На большой чугунной сковороде шипели кусочки сала, подрумянивая картошку, в центре кухонного стола стояла большая эмалированная миска, доверху наполненная квашеной капустой, на ее поверхности темнели влажные шляпки соленых опят. Рядом Волин проворно пластал колбасу, сыр. Ловко управляясь одной рукой, вскрывал банки со шпротами, маслинами.
– А у тебя неплохо получается, – Ганс вовремя спохватился, едва не ляпнув «для покалеченного».
– Жить захочешь – еще не так раскорячишься, – не отвлекаясь, ответил Игорь.
– Ружье у тебя хорошее, ты, наверное, охотник? Какая тут водится живность?

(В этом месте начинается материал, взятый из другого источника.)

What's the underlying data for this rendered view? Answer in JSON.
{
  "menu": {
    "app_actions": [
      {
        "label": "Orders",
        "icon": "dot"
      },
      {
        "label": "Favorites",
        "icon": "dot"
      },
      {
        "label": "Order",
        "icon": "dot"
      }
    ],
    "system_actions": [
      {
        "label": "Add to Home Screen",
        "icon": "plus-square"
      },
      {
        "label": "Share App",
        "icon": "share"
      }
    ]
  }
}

– Я не охотник, – Волин подошел к сковороде и деревянной лопаткой стал перемешивать картошку. – Охота мне не нравится, это несправедливо. Я вооружен, а живность может только убегать. Нет адреналина, сплошное убийство.
«Ну да, настоящий адреналин выделяется, когда жизнью рискуешь, в бою», – Ганс понимал нового знакомого. В Африке он достаточно насмотрелся на наемников, со многими даже был знаком. Среди этой публики в основном попадаются если не отмороженный маньяк, которому нравится убивать и мучить, то наверняка любитель острых ощущений, хотя большинство на словах утверждало, что главное для них – деньги.

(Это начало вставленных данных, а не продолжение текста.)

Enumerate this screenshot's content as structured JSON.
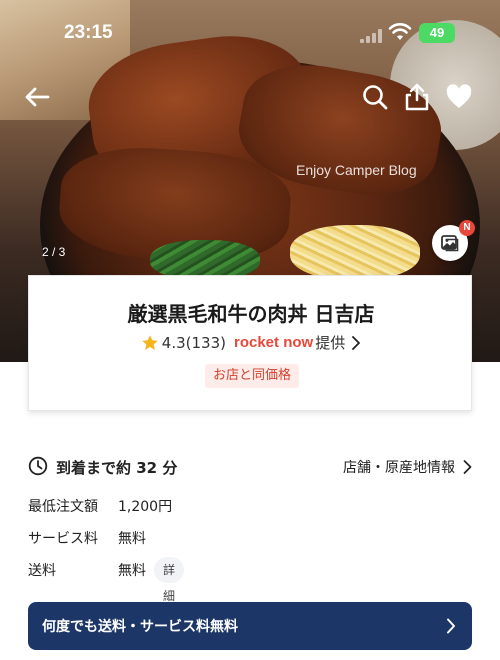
{
  "status_bar": {
    "time": "23:15",
    "battery": "49"
  },
  "hero": {
    "page_indicator": "2 / 3",
    "watermark": "Enjoy Camper Blog",
    "gallery_badge": "N"
  },
  "store": {
    "name": "厳選黒毛和牛の肉丼 日吉店",
    "rating": "4.3",
    "review_count": "(133)",
    "provider_brand": "rocket now",
    "provider_suffix": "提供",
    "price_badge": "お店と同価格"
  },
  "delivery": {
    "eta": "到着まで約 32 分",
    "origin_link": "店舗・原産地情報"
  },
  "fees": {
    "min_order_label": "最低注文額",
    "min_order_value": "1,200円",
    "service_fee_label": "サービス料",
    "service_fee_value": "無料",
    "delivery_fee_label": "送料",
    "delivery_fee_value": "無料",
    "detail_label": "詳細"
  },
  "promo": {
    "text": "何度でも送料・サービス料無料"
  },
  "colors": {
    "accent_red": "#e8483a",
    "promo_navy": "#1b3667",
    "badge_bg": "#fdecea"
  }
}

– А ружье это, – продолжал морпех, – мне в подарок притаранили Жуков и Орлов, в Чечне взводными у меня были, – пояснил Игорь. – Сейчас ротами командуют на Северном флоте. Ну, как от подарка откажешься? Вот, висит сейчас сувениром на стене. Патроны снаряжены картечью, только не довелось пока проверить их в деле.
Волин сказал не всю правду. Гостившие у него морпехи кроме ружья также подарили АПС, как память о боевом прошлом.
– А кинжал тоже они подарили? – спросил гость не без яда в голосе.
– Нет, это мой трофей, – просто ответил Игорь и поднял вверх левую руку в черной перчатке. – В том последнем бою я как раз свою клешню и потерял, а этот ножик мне жизнь спас. Когда из госпиталя выписался, обратился к нашим мужикам из автосервиса, так они мне этого друга всех горцев осовременили.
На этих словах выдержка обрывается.